The real estate agency handling the sale promotes it as it would any regular plot of land, showcasing the property as “a first degree archaeological site facing the Bird Heaven (Kuş Cenneti ) Lake near the Bogazici village, with full sea and lake view.”
Construction on the site is not allowed due to the fact that antiquities are located there. “There are walls that are believed to have belonged to a temple (on the site), and ruins indicating the previous existence of an amphitheater and remnants of stones. There are also ruins of a Roman bath and a necropolis believed to belong to the Byzantine period,” says the advertisement.
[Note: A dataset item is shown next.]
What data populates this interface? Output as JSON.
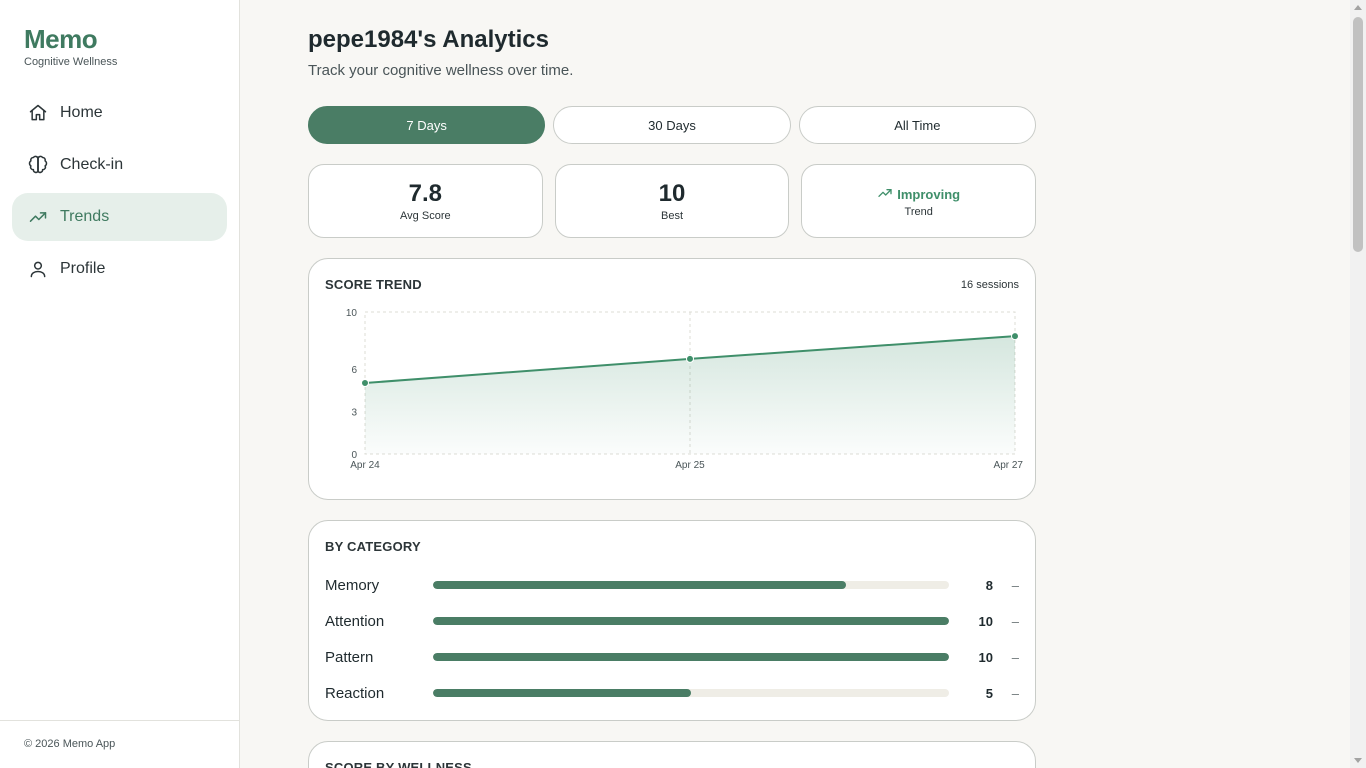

Bearing in mind the treasure trove that the property lies on, it comes as no surprise that the site has attracted quite considerable attention. The price? A bargain at just a trifle 22 million Turkish liras (around 10 million dollars or 8 million euros).
Turkish archaeologists are rightly concerned. Due to insufficient budget, the Turkish Culture and Tourism Ministry cannot expropriate Bargylia and there is concern that it could be downgraded or destroyed by private ownership.
Bargylia is an ancient city that was founded by Bellerophon to honor his companion Bargylos that had been killed by a kick from the winged horse Pegasus. The temple of Artemis Cyndyas was located here, there was the belief that rain would fall around the temple but never touch it, and coins of Artemis Cyndyas and Pegasus have been found on the coinage of the region. In 200 B.C., King Philip V of Macedon wintered his fleet here when he was blockaded by the Pergamene and Rhodian fleets.
A large tomb monument once stood next to the harbor, dedicated to the sea monster Scylla. The remains of this stone structure are at the British Museum’s collection, but who knows, what else is hidden in the land of this prime real estate? Surely the value of antiquities would far exceed the buying price.